Since f and T are continuous, we have

$$\begin{array}{ll}\underset{n\to \infty }{\text{lim}}G(\mathit{\text{fT}}{x}_n,\mathit{\text{fT}}{x}_n,\mathit{\text{Tf}}{x}_n)& =2\underset{n\to \infty }{\text{lim}}\left|\mathit{\text{fT}}{x}_n-\mathit{\text{Tf}}{x}_n\right|\\ =2\left|\mathit{\text{ft}}-\mathit{\text{Tt}}\right|\\ =2\left|ln(1+t)-e^{6t}+1\right|.\end{array}$$

On the other hand, |ln(1+t)−e^6t+1|=0⇔t = 0.

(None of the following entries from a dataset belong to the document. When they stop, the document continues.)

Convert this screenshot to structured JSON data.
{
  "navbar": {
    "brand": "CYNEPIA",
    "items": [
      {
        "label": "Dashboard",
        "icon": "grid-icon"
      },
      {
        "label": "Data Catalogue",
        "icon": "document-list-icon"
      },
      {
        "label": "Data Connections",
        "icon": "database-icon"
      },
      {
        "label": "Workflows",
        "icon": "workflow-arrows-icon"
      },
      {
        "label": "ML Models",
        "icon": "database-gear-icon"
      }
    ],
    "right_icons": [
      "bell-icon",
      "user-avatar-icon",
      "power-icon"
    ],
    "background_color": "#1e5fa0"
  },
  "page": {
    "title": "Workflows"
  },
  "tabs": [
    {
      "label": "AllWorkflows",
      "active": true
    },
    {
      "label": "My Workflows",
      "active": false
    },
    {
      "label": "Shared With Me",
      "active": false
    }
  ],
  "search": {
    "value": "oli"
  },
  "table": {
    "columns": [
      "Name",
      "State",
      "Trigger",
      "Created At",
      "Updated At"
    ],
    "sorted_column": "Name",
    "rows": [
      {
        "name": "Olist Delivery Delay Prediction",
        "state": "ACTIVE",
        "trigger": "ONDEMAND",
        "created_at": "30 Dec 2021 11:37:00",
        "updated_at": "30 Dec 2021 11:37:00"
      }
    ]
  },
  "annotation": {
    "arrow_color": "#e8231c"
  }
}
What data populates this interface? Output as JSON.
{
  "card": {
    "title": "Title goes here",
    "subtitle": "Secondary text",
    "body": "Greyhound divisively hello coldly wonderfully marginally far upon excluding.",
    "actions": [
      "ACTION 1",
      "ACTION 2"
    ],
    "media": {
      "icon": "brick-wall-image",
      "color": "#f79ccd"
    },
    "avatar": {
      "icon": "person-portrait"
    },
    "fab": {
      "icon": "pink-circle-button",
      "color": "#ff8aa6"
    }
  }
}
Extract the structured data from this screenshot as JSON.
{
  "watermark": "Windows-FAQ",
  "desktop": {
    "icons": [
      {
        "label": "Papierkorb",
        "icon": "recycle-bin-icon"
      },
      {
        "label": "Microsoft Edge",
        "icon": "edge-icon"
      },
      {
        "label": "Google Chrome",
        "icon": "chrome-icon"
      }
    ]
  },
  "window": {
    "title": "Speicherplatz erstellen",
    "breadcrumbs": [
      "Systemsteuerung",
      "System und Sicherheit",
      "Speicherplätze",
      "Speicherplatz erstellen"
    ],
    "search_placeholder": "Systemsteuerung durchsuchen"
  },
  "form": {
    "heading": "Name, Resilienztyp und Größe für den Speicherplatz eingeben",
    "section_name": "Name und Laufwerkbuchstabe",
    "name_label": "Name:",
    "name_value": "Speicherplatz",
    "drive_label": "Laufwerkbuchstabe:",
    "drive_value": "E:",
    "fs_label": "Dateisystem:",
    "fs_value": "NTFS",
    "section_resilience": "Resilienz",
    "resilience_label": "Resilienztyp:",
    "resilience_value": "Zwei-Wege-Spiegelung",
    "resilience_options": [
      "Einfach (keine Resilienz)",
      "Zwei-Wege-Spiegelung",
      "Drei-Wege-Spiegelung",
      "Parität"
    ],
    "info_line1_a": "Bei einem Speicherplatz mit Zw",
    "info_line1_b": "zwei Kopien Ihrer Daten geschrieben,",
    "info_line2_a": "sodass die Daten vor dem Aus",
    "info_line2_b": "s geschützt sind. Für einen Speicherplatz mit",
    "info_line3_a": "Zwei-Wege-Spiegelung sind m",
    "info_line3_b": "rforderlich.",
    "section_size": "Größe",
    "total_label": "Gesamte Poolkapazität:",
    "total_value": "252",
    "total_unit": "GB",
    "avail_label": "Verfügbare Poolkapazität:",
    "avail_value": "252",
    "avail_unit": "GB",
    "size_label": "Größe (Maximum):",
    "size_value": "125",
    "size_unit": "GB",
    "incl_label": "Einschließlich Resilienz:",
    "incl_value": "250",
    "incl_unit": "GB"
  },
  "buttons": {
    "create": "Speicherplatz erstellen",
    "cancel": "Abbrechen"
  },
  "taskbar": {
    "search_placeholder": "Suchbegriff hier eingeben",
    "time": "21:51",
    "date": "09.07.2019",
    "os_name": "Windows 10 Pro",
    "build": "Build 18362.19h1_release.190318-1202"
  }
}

Define control functions ψ,φ: [ 0,∞)→ [ 0,∞) with ψ(t)=b t and φ(t)=(b−1)t for all t∈ [ 0,∞), where 1<b≤6.

Now, we will show that f, g, h, R, S and T satisfy (1). Using the mean value theorem, we have

$$\begin{array}{l}\psi (G(\mathit{\text{fx}},\mathit{\text{gy}},\mathit{\text{hz}}))\\ =b(\left|\mathit{\text{fx}}-\mathit{\text{gy}}\right|+\left|\mathit{\text{fx}}-\mathit{\text{hz}}\right|+\left|\mathit{\text{gy}}-\mathit{\text{hz}}\right|)\\ =b(\left|ln(x+1)-ln(\frac{y}{2}+1)\right|+\left|ln(x+1)-ln(\frac{z}{3}+1)\right|\\ +\left|ln(\frac{y}{2}+1)-ln(\frac{z}{3}+1)\right|)\\ \le b(\frac{1}{2}\left|2x-y\right|+\frac{1}{3}\left|3x-z\right|+\frac{1}{6}\left|3y-2z\right|)\\ =b\frac{(\left|6x-3y\right|+\left|6x-2z\right|+\left|3y-2z\right|)}{6}\\ \le \frac{b}{6}(\left|e^{6x}-e^{3y}\right|+\left|e^{3y}-e^{2z}\right|+\left|e^{2z}-e^{6x}\right|)\\ \le \left|\mathit{\text{Tx}}-\mathit{\text{Ry}}\right|+\left|\mathit{\text{Ry}}-\mathit{\text{Sz}}\right|+\left|\mathit{\text{Sz}}-\mathit{\text{Tx}}\right|\\ =G(\mathit{\text{Tx}},\mathit{\text{Ry}},\mathit{\text{Sz}})\le M(x,y,z)\\ =\psi (M(x,y,z))-\phi (M(x,y,z)).\end{array}$$

Thus, (1) is satisfied for all x,y,z∈X. Therefore, all the conditions of the Theorem 2.2 are satisfied. Moreover, 0 is the unique common fixed point of f, g, h, R, S, and T.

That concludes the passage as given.